Recently, a man who would only call himself David described one of his legs as feeling like his “soul doesn’t extend into it.” Another person — a well-educated woman named Chloe Jennings-White — also explained that it felt wrong that her legs had any sensation. “Something in my brain tells me my legs are not supposed to work,” she told the Daily Mail.

Both of them suffer from a rare condition known as Body Integrity Identity Disorder (BIID). The disorder stems from a disconnect between a person's profound belief in how their body should be versus how it actually is. This divide is what drove David to spend his life savings to amputate a leg he considered to be intrusive. In Chloe’s case, she is living her life like a disabled person despite having perfectly functional legs because she one days hopes to be paralyzed from the waist down.

A recent study in the journal Frontiers in Psychology noted the “broad range in the wording” that BIID sufferers use to capture this sense of limb estrangement. One patient with so-called “amputation desire” was quoted as saying, “I can feel exactly the line where my leg should end and my stump should begin. Sometimes this line hurts or feels numb.” The authors noted another patient saying, “I feel myself complete without my left leg … I’m over-complete with it.”

In a recent PLoS One study, Milenna van Dijk of the University of Amsterdam and colleagues described that individuals with BIID “lack this feeling of ownership for distinct limbs and desire amputation of perfectly healthy body parts.” This feeling of “disownership”, they explain, doesn’t necessarily stem from a certain kind of damage to the brain.
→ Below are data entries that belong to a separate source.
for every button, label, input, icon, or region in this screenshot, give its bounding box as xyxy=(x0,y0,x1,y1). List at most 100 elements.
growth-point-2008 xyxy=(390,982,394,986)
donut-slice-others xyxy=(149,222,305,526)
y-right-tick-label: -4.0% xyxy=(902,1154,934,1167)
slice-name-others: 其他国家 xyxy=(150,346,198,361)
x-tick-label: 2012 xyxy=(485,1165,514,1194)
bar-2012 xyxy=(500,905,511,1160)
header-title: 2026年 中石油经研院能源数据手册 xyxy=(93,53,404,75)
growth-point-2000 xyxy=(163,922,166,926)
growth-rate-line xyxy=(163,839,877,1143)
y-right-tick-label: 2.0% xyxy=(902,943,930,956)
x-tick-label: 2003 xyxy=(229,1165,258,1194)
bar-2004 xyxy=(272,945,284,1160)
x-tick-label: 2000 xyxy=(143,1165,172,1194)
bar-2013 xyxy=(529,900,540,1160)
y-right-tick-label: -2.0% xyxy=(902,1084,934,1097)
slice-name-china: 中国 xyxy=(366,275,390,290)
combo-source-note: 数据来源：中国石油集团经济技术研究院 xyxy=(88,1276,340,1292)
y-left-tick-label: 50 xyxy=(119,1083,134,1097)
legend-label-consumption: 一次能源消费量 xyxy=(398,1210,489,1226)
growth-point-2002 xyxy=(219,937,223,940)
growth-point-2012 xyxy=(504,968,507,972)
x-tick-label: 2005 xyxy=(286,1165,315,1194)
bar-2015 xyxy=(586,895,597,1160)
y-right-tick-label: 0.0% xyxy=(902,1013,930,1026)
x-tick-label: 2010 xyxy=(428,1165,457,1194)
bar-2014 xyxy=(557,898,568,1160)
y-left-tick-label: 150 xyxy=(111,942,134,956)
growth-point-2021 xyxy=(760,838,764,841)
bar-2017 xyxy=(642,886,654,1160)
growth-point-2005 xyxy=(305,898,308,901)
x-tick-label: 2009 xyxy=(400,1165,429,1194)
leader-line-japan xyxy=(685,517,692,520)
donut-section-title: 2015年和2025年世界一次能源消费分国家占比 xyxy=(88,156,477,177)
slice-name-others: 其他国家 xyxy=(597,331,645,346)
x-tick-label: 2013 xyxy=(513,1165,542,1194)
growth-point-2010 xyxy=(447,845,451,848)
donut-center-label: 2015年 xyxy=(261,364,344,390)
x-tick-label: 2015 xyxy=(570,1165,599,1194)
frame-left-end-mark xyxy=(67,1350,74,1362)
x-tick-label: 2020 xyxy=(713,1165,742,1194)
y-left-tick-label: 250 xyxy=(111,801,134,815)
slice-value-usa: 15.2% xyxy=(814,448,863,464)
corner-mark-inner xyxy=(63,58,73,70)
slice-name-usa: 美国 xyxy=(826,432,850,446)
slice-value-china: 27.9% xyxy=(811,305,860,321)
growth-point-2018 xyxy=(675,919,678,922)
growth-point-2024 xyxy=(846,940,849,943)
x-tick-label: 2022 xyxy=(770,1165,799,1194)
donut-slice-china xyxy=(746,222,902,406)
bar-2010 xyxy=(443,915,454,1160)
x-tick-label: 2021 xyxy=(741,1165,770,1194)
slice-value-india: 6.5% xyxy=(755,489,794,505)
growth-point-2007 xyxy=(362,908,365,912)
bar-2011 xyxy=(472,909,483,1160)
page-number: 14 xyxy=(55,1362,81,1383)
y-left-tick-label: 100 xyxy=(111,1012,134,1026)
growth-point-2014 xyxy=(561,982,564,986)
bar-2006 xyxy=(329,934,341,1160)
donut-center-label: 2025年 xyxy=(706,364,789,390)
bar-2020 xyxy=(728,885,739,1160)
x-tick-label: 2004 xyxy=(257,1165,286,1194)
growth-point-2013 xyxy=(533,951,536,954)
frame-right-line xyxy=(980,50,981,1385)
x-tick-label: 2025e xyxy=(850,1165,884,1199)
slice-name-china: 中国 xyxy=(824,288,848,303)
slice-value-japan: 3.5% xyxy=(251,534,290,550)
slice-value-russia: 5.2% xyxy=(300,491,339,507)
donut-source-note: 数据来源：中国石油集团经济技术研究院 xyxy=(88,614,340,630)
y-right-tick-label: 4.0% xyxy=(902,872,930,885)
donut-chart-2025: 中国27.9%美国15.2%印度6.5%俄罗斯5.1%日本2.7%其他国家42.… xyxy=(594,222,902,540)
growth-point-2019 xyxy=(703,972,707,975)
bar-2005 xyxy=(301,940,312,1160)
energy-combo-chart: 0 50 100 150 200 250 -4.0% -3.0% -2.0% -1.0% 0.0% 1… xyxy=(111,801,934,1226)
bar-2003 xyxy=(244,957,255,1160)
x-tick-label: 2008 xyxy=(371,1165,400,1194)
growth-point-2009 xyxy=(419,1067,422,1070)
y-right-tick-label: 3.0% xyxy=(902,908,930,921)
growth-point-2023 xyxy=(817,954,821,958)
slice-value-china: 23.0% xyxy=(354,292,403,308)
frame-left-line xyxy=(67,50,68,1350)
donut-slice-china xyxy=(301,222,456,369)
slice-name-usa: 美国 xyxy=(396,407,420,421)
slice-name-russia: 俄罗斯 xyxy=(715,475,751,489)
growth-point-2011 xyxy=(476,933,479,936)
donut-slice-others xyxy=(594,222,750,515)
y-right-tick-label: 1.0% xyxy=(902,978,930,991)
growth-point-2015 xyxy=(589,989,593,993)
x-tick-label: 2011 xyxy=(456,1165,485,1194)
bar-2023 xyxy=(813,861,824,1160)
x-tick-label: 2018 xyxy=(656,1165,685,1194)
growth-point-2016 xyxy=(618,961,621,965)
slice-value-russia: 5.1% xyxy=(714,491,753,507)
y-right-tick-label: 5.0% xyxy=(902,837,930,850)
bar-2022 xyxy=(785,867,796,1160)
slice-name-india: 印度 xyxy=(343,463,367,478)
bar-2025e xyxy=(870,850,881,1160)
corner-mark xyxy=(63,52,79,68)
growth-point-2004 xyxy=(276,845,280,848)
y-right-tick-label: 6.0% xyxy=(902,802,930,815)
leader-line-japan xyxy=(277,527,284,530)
To investigate the feeling of ownership (or lack thereof) that a person has concerning their limb, van Dijk conducted functional MRI scans of people with and without BIID. The authors wanted to see if there was any difference in brain activity when limbs that do and don’t feel part of the body were stimulated or put into motion.
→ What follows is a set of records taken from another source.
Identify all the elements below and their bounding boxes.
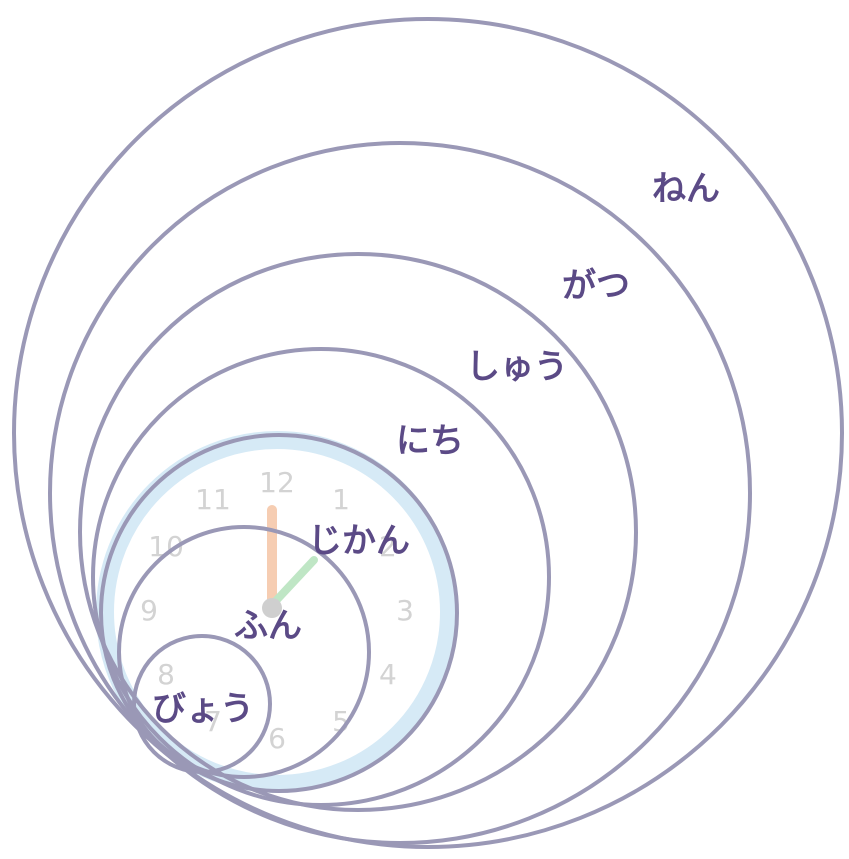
ring-label-nen: ねん [652,169,720,209]
ring-fun [117,525,371,779]
ring-label-byou: びょう [152,689,254,729]
ring-nen [12,17,844,849]
clock-center [262,598,282,618]
clock-numeral-6: 6 [268,722,286,755]
ring-shuu [78,252,638,812]
clock-numeral-7: 7 [204,705,222,738]
ring-label-gatsu: がつ [562,266,630,306]
clock-numeral-12: 12 [259,466,295,499]
clock-numeral-8: 8 [157,658,175,691]
clock-numeral-1: 1 [332,483,350,516]
clock-numeral-11: 11 [195,483,231,516]
clock-numeral-9: 9 [140,594,158,627]
clock-numeral-4: 4 [379,658,397,691]
ring-gatsu [48,141,752,845]
clock-numeral-2: 2 [379,530,397,563]
ring-label-shuu: しゅう [466,347,568,387]
clock-numeral-5: 5 [332,705,350,738]
ring-nichi [91,347,551,807]
ring-label-nichi: にち [396,421,464,461]
clock-numeral-3: 3 [396,594,414,627]
ring-label-jikan: じかん [308,521,410,561]
ring-label-fun: ふん [234,606,302,646]
clock-minute-hand [268,556,318,609]
ring-byou [132,634,272,774]
ring-jikan [99,433,459,793]
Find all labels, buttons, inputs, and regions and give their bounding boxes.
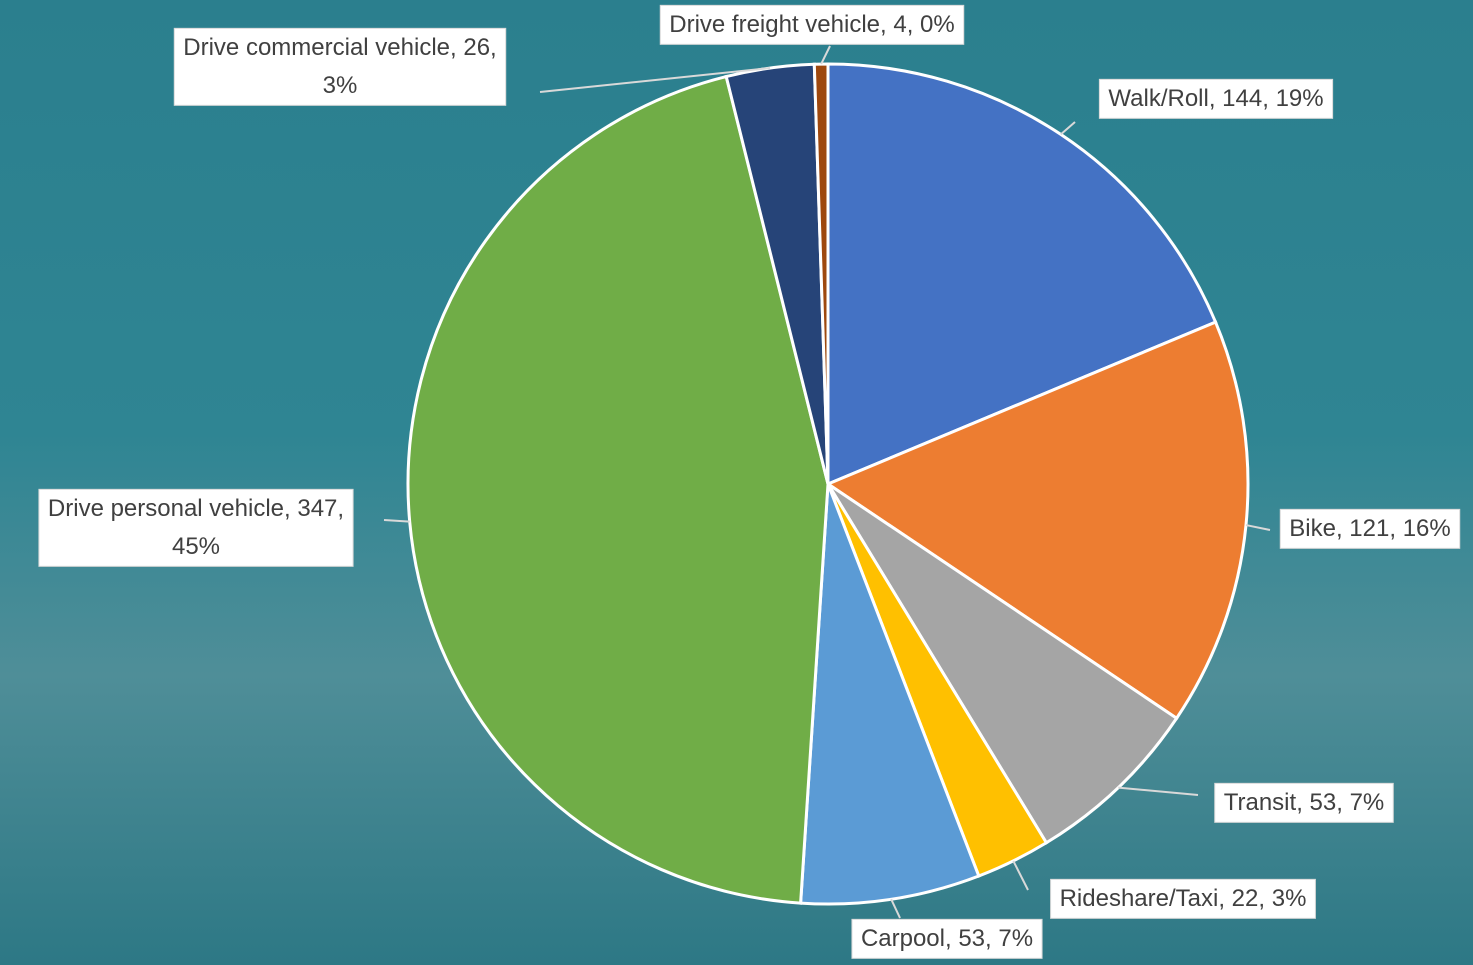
label-category: Transit [1224,789,1297,816]
label-percent: 7% [1350,789,1385,816]
label-category: Drive personal vehicle [48,495,284,522]
data-label: Drive personal vehicle, 347, 45% [39,489,353,566]
label-category: Rideshare/Taxi [1060,885,1219,912]
data-label-text: Carpool, 53, 7% [861,925,1033,952]
data-label-text: Drive commercial vehicle, 26, [183,34,496,61]
label-value: 144 [1222,85,1262,112]
data-label: Walk/Roll, 144, 19% [1099,79,1332,118]
label-value: 22 [1232,885,1259,912]
label-value: 53 [1310,789,1337,816]
data-label: Drive commercial vehicle, 26, 3% [174,28,505,105]
label-category: Walk/Roll [1108,85,1208,112]
label-category: Drive freight vehicle [669,11,880,38]
label-value: 347 [297,495,337,522]
data-label-text: Bike, 121, 16% [1289,515,1450,542]
data-label-text: 3% [323,72,358,99]
label-category: Drive commercial vehicle [183,34,450,61]
label-percent: 3% [1272,885,1307,912]
data-label: Bike, 121, 16% [1280,509,1459,548]
label-percent: 3% [323,72,358,99]
label-value: 53 [958,925,985,952]
data-label: Rideshare/Taxi, 22, 3% [1051,879,1316,918]
data-label-text: Walk/Roll, 144, 19% [1108,85,1323,112]
label-percent: 16% [1403,515,1451,542]
data-label-text: Transit, 53, 7% [1224,789,1385,816]
data-label-text: Drive personal vehicle, 347, [48,495,344,522]
label-percent: 45% [172,533,220,560]
label-percent: 7% [998,925,1033,952]
label-value: 121 [1349,515,1389,542]
data-label-text: Drive freight vehicle, 4, 0% [669,11,954,38]
chart: Walk/Roll, 144, 19% Bike, 121, 16% Transit… [0,0,1473,965]
data-label-text: 45% [172,533,220,560]
label-percent: 19% [1276,85,1324,112]
label-percent: 0% [920,11,955,38]
data-label: Carpool, 53, 7% [852,919,1042,958]
label-category: Bike [1289,515,1336,542]
label-value: 4 [893,11,906,38]
data-label: Drive freight vehicle, 4, 0% [660,5,963,44]
label-category: Carpool [861,925,945,952]
data-label: Transit, 53, 7% [1215,783,1394,822]
data-label-text: Rideshare/Taxi, 22, 3% [1060,885,1307,912]
label-value: 26 [463,34,490,61]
The only detectable difference in activity occurred when the limbs were stimulated, which produced a notable change in the region of the brain called the premotor cortex. They concluded that BIID could stem from the brain not properly integrating sensations of the disowned limb with how one senses the relative position of the limb with neighboring body parts.
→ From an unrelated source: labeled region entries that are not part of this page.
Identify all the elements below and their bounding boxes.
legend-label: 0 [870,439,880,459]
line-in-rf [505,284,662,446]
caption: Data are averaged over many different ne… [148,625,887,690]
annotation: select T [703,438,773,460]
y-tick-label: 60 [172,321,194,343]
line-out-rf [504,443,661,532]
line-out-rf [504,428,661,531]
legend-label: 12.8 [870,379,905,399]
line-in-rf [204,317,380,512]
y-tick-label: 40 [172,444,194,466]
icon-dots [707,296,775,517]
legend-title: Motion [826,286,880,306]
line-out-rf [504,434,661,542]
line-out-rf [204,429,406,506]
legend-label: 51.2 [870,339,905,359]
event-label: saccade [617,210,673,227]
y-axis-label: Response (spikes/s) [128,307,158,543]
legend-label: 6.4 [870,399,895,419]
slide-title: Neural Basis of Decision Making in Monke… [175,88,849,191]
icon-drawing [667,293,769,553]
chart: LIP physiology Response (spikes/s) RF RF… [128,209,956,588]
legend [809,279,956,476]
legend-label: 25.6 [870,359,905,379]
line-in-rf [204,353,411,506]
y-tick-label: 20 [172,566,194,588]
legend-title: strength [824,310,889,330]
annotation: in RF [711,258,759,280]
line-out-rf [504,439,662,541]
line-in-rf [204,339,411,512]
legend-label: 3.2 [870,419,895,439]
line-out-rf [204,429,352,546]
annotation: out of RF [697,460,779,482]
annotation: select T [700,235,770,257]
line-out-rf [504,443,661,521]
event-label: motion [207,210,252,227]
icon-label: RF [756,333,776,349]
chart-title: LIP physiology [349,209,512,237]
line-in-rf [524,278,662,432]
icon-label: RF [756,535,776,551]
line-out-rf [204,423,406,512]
Michael First, who is a clinical psychiatrist at Columbia University, views this disparity between the BIID sufferer’s built in representation of their own body and their physical body as an identity disorder that involves the sense of self. He explained in an article that this clash is similar to people who suffer from gender identity disorder. “Body integrity identity disorder hypothesises that a normal function, which is your comfort in how your body fits together, has gone wrong,” he said.